Литературные взгляды Кюхельбекера на первых порах еще недостаточно четко выражены. С одной стороны, он тяготеет к архаической поэзии, восхищается осмеянными эпопеями Шаплена и Шихматова, хвалит «беседчицу» Анну Бунину и одновременно примыкает к группе поэтов, которые связывают свое направление с поэтической деятельностью Жуковского и Батюшкова. Он мыслит себя вместе с Пушкиным, Дельвигом и Баратынским частью единого «союза поэтов». Именно в стихах Кюхельбекера появляется знаменитая формула «союз младых певцов и чистый, и священный» («Царское село», 1818), которая потом неоднократно варьируется другими членами этого «союза». «Союз» был скреплен дружбой, политическим вольномыслием и общностью платформы в борьбе с литературными и политическими ретроградами. Этому не мешали архаистические симпатии Кюхельбекера. Позднее, в «Дневнике узника», осмысливая свой творческий путь, он будет вспоминать о себе как об «энтузиасте Жуковского».[213
] Однако в 1822–1823 гг. под влиянием Грибоедова определится его решительный переход в дружину «романтиков-славян», на позиции «высокой поэзии», заявленные в «Мнемозине», но тема дружбы, товарищества, характерная для интимных посланий, возникающая еще в лицейских стихах и закрепленная в поэтических обращениях к друзьям-поэтам, останется его главной лирической темой. Единение «друзей-поэтов», связанных «любовью к добру» и «порывами к прекрасному», всегда будет жизненной и общественной программой Кюхельбекера.Через все творчество Кюхельбекера проходит тема поэта, поэтического призвания. Вначале она связана с образом возвышенного поэта немецкого романтизма. В послании «К Пушкину» (1818) поэт противостоит «толпе», выступает как «избранник мощных судеб». Он «сердцем выше земли» и «огненной мыслью» «в светлое небо летит». Но программное стихотворение «Поэты» (1820), написанное в связи со слухами о предстоящей высылке Пушкина, уже проникнуто пафосом декабристской гражданственности. Священный долг поэта – направлять жизненный путь «братьев», напоминать им об «отчизне». Поэзия губит «извергов и змей», она – сила, способная поколебать власть.
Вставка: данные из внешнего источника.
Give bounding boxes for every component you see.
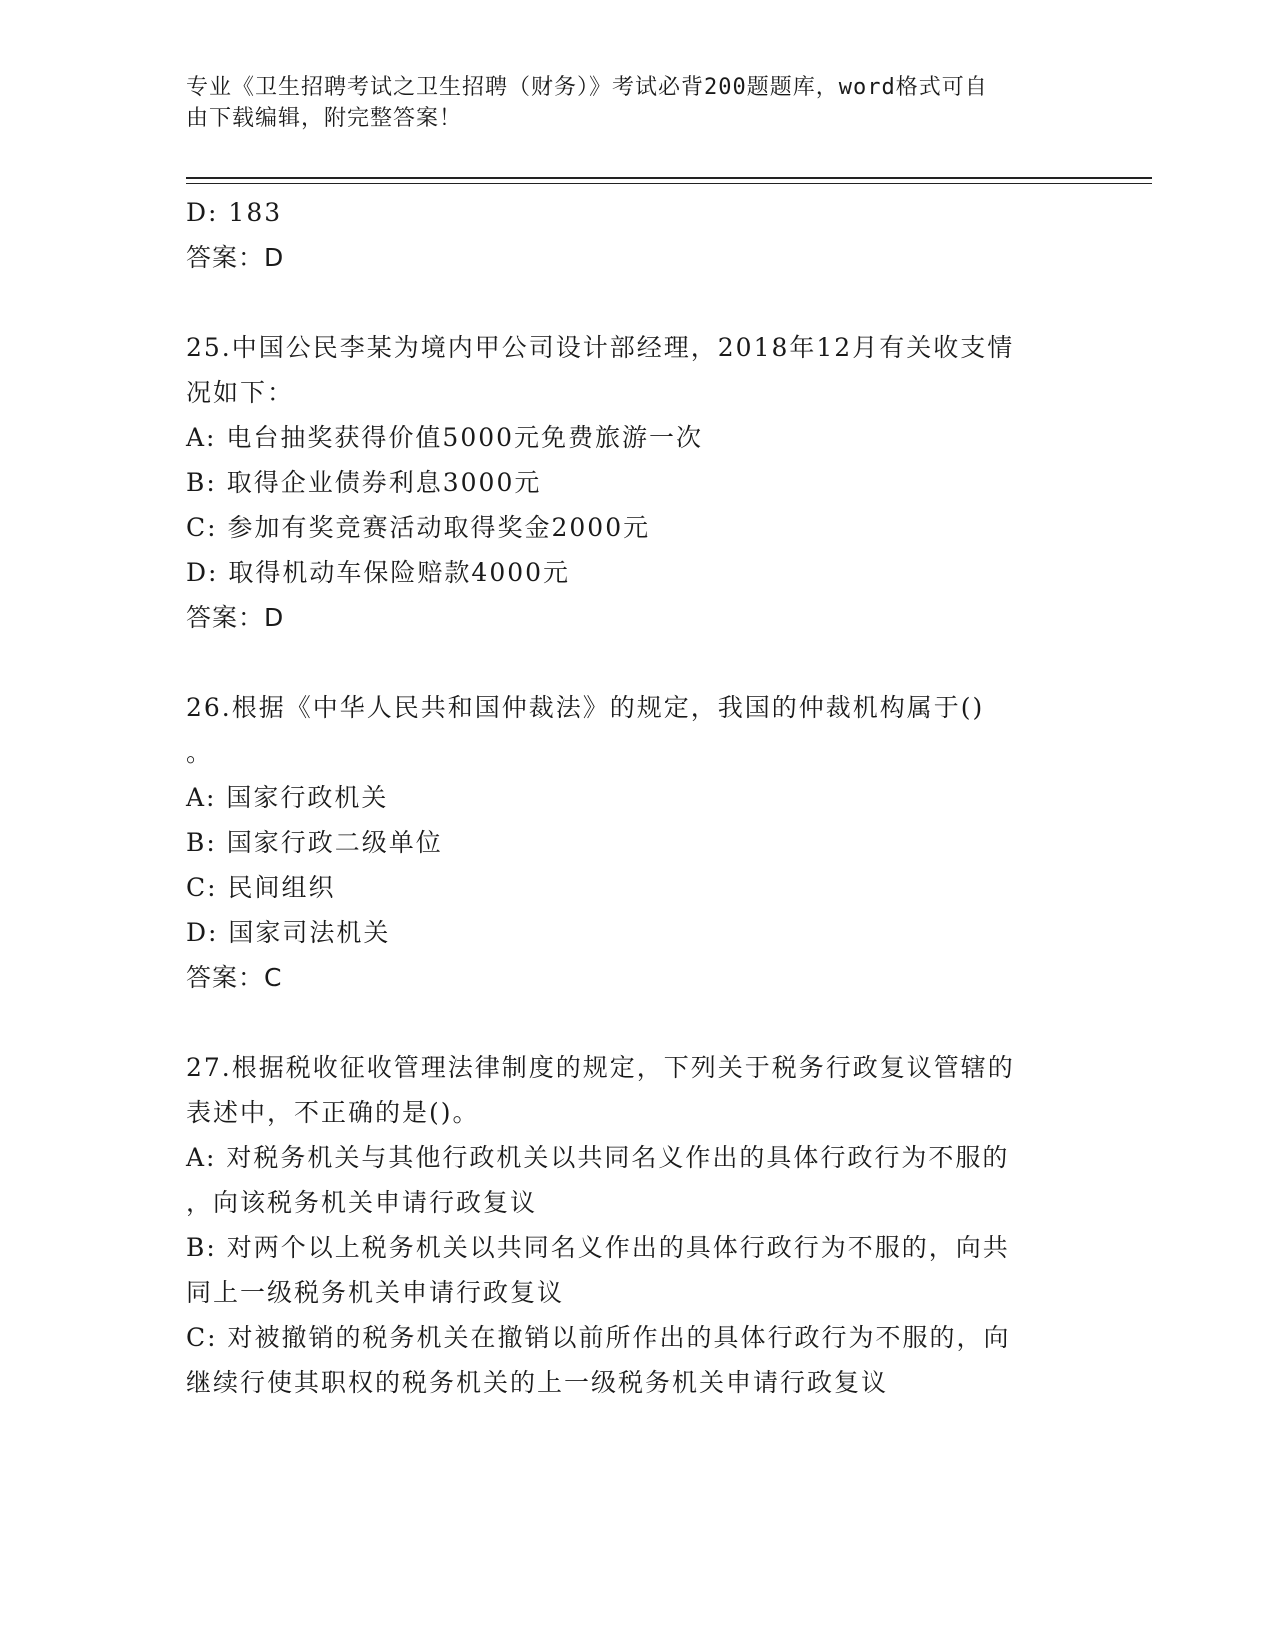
- header-rule-thin: [186, 183, 1152, 184]
- page-header: [186, 72, 1066, 134]
- q26-option-b: B: 国家行政二级单位: [186, 828, 443, 857]
- q27-option-a-line-2: ，向该税务机关申请行政复议: [186, 1188, 538, 1217]
- q27-stem-line-2: 表述中，不正确的是()。: [186, 1098, 480, 1127]
- question-27: [186, 1045, 1076, 1405]
- header-rule-thick: [186, 177, 1152, 179]
- q26-option-c: C: 民间组织: [186, 873, 336, 902]
- header-line-2: 由下载编辑，附完整答案！: [186, 106, 463, 131]
- q27-option-a-line-1: A: 对税务机关与其他行政机关以共同名义作出的具体行政行为不服的: [186, 1143, 1010, 1172]
- q26-stem-line-2: 。: [186, 738, 214, 767]
- q25-option-c: C: 参加有奖竞赛活动取得奖金2000元: [186, 513, 651, 542]
- header-line-1: 专业《卫生招聘考试之卫生招聘（财务）》考试必背200题题库，word格式可自: [186, 75, 988, 100]
- q25-stem-line-1: 25.中国公民李某为境内甲公司设计部经理，2018年12月有关收支情: [186, 333, 1015, 362]
- prev-answer: 答案：D: [186, 243, 285, 272]
- q26-stem-line-1: 26.根据《中华人民共和国仲裁法》的规定，我国的仲裁机构属于(): [186, 693, 985, 722]
- question-26: [186, 685, 1076, 1000]
- q26-option-a: A: 国家行政机关: [186, 783, 389, 812]
- q26-option-d: D: 国家司法机关: [186, 918, 391, 947]
- q27-option-b-line-1: B: 对两个以上税务机关以共同名义作出的具体行政行为不服的，向共: [186, 1233, 1010, 1262]
- q27-stem-line-1: 27.根据税收征收管理法律制度的规定，下列关于税务行政复议管辖的: [186, 1053, 1015, 1082]
- prev-option-d: D: 183: [186, 198, 283, 227]
- q25-stem-line-2: 况如下：: [186, 378, 295, 407]
- q27-option-b-line-2: 同上一级税务机关申请行政复议: [186, 1278, 565, 1307]
- q25-option-a: A: 电台抽奖获得价值5000元免费旅游一次: [186, 423, 704, 452]
- q27-option-c-line-2: 继续行使其职权的税务机关的上一级税务机关申请行政复议: [186, 1368, 889, 1397]
- question-25: [186, 325, 1076, 640]
- q25-option-b: B: 取得企业债券利息3000元: [186, 468, 542, 497]
- question-content: [186, 190, 1076, 1405]
- q27-option-c-line-1: C: 对被撤销的税务机关在撤销以前所作出的具体行政行为不服的，向: [186, 1323, 1011, 1352]
- q25-answer: 答案：D: [186, 603, 285, 632]
- q26-answer: 答案：C: [186, 963, 283, 992]
- q25-option-d: D: 取得机动车保险赔款4000元: [186, 558, 571, 587]
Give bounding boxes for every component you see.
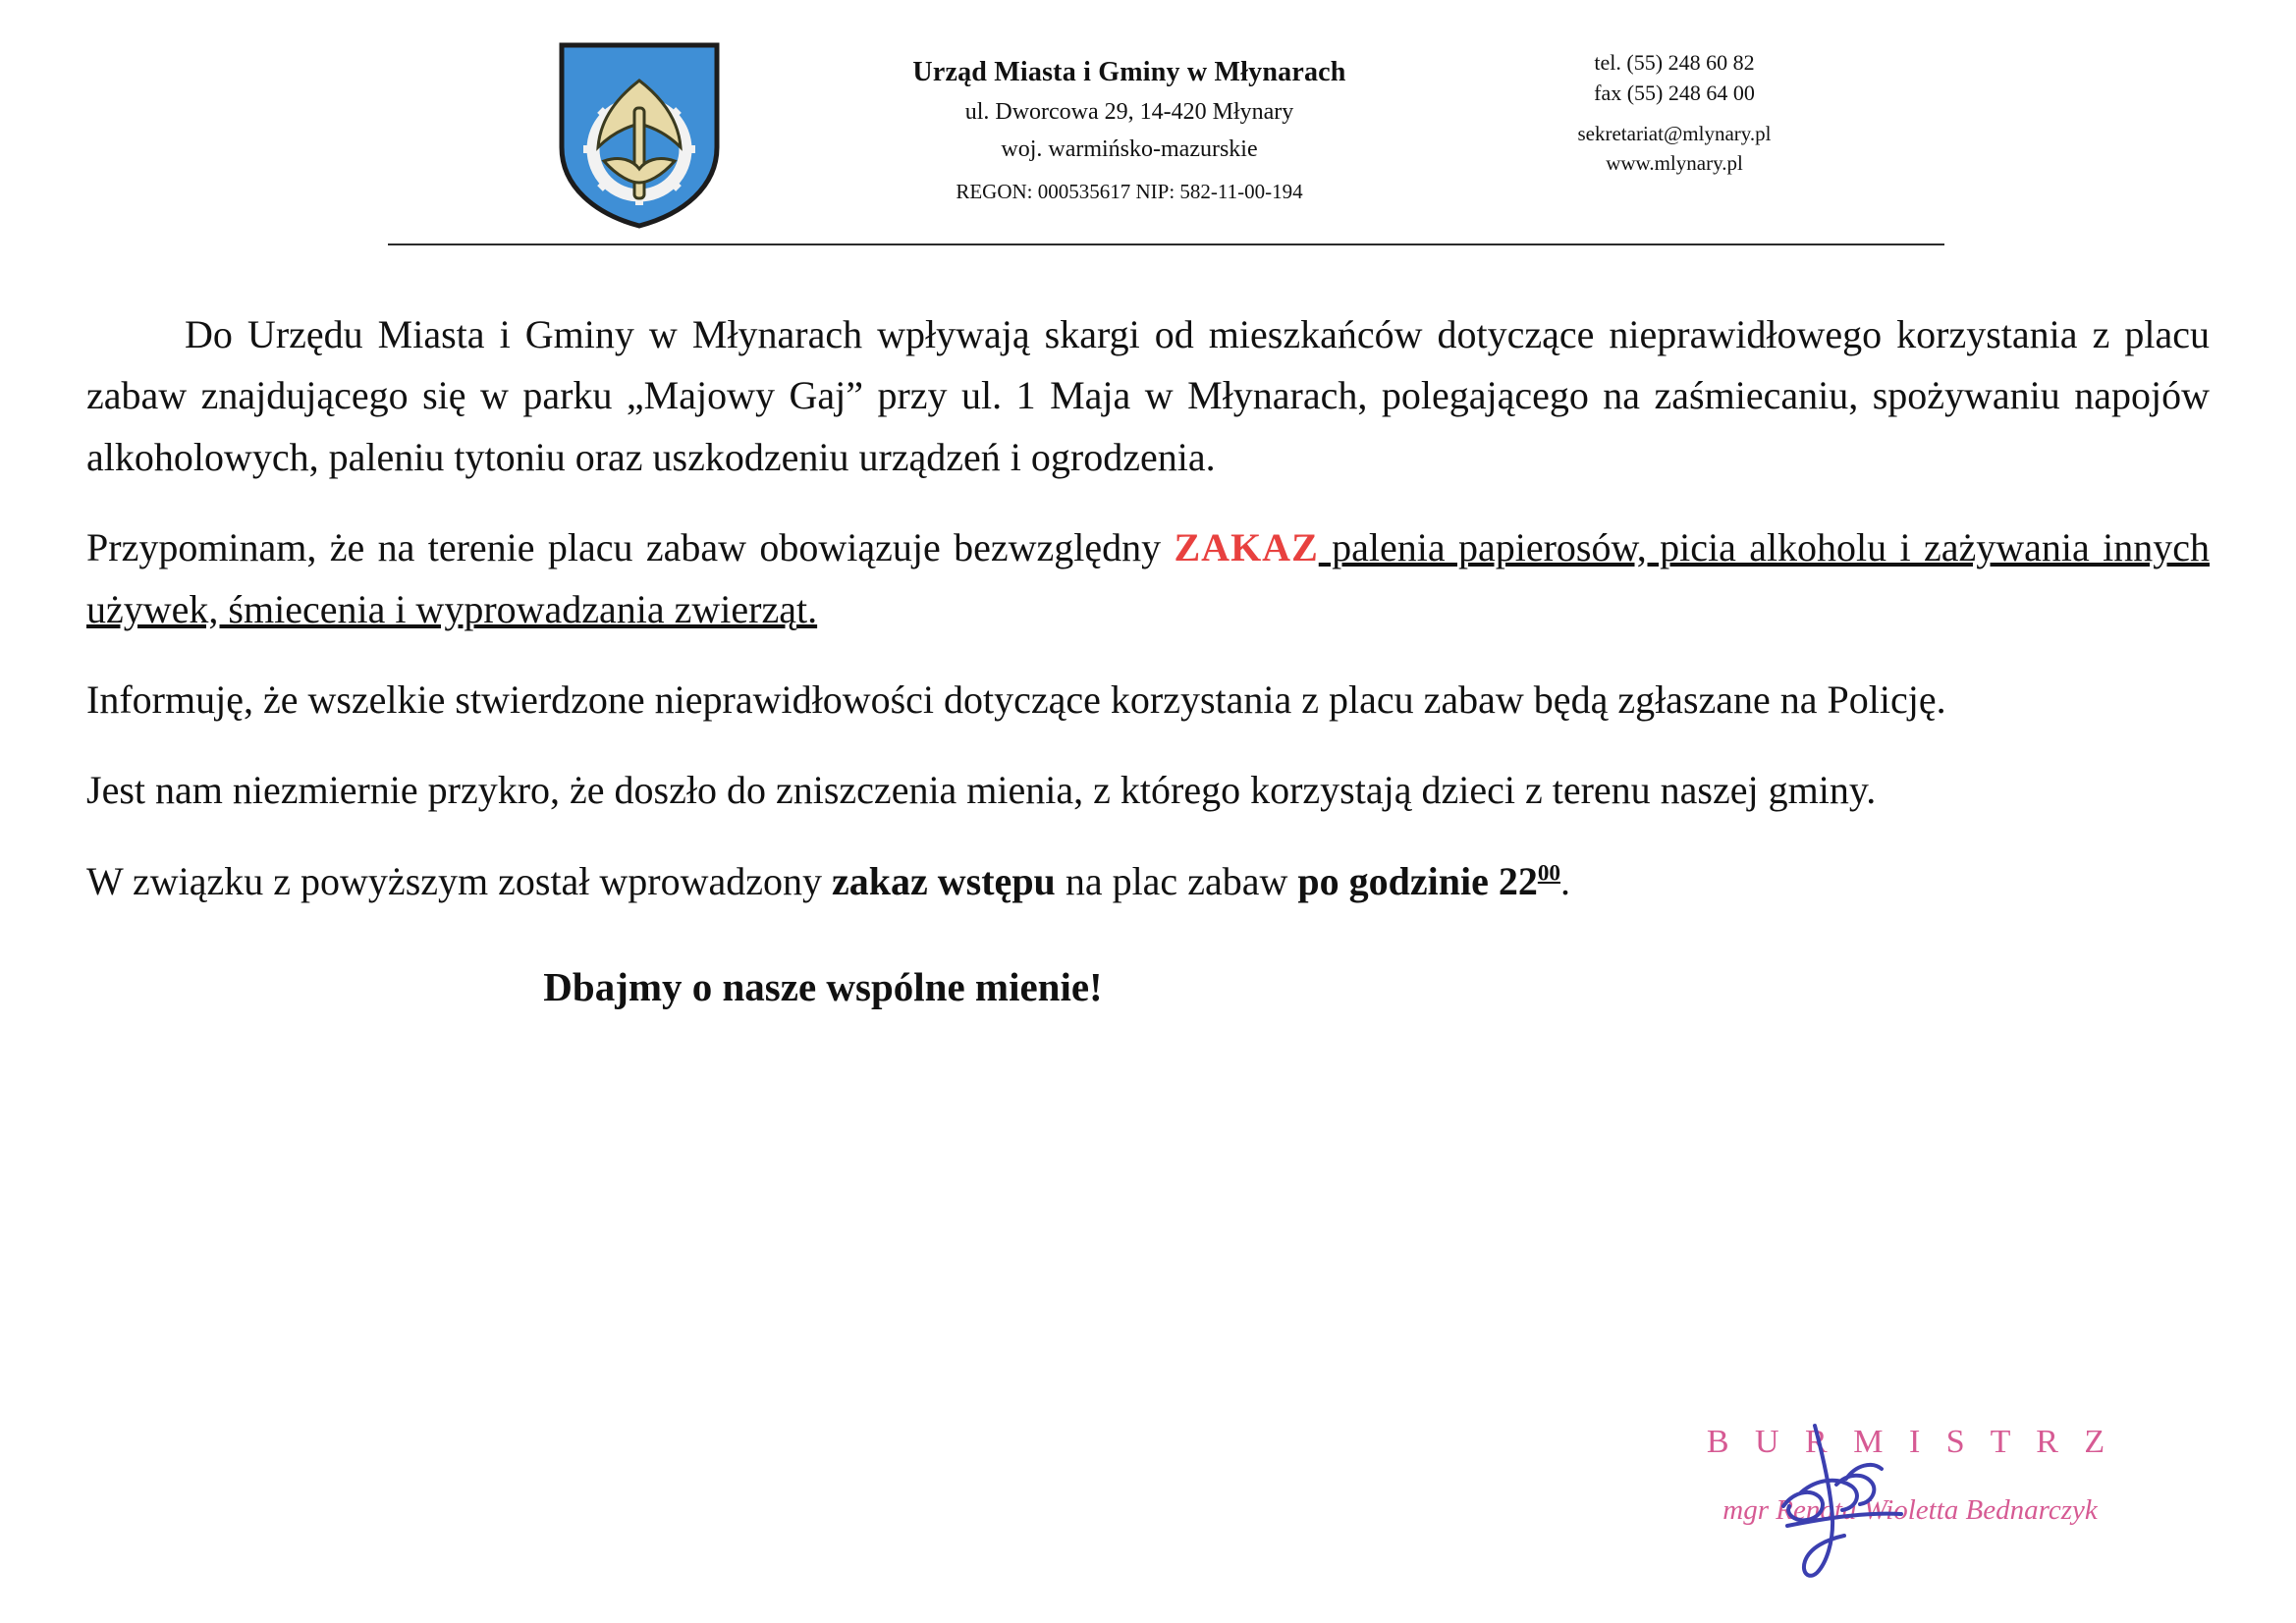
prohibition-keyword: ZAKAZ <box>1174 525 1319 570</box>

Наделяя поэта миссией глашатая великих человеческих истин, избранного богом «возвестить народам их судьбы», он окружает его нимбом ветхозаветного поэта-пророка. В стихах о поэте-пророке («Пророчество», 1822; «К богу», 1824; «Жребий поэта», 1823–1824) используется весь арсенал высокой одической поэзии; архаическая лексика, ритм, интонации наполняют стихи мужеством и гражданским пафосом.
Способность убеждать людей, свойственная поэтическому слову, делает его огромной общественной силой, а поэта-гражданина ставит рядом с деятелем, «героем». Так на смену «союзу певцов» приходит «союз прекрасный прямых героев и певцов» («А. П. Ермолову», 1821). Героическое и прекрасное сливаются в неразрывное единство. Понятие поэтического включает и высокие идеалы политической борьбы. Это общее положение декабристской эстетики, которому Кюхельбекер будет верен и после поражения восстания. В 1820 г. Кюхельбекер был свидетелем революционного движения в Европе. Его стихи 1821 г., посвященные европейской революции («Ницца», «К Ахатесу»), наполнены страстными и взволнованными призывами к борьбе с тиранией. О революции он пишет, прибегая к помощи характерных для декабристской поэзии словосочетаний: «веселый час свободы», «веселая кровь», «сладостный бой».
С темой поэта и его назначения связывается у Кюхельбекера тема «участи поэтов», которая варьируется в течение всей его литературной деятельности. Сперва она питается примерами из истории русской и мировой литературы. Кюхельбекер выбирает поэтов страдавших, получивших признание только после смерти (Мильтон, Озеров, Тассо). Потом ему уже не нужно обращаться к истории. Современная действительность дает примеры гонимых и преследуемых поэтов. Это Баратынский («К Евгению», 1820), потом Пушкин («Поэты», 1820; «К Пушкину», 1822), потом он сам. О своей судьбе как о судьбе поэта-изгнанника он настойчиво говорит во многих стихотворениях додекабрьского периода: «А. П. Ермолову» (1821), «Грибоедову» (1821), «Пророчество» (1822), «К Пушкину» (1822), «Судьбою не был я лелеян» (1822), «А. С. Грибоедову» (1823). В большинстве этих стихотворений нет мотивов уныния. Певец «волен даже и в цепях», и из изгнания гремит его «отважный голос» («К Вяземскому», 1823).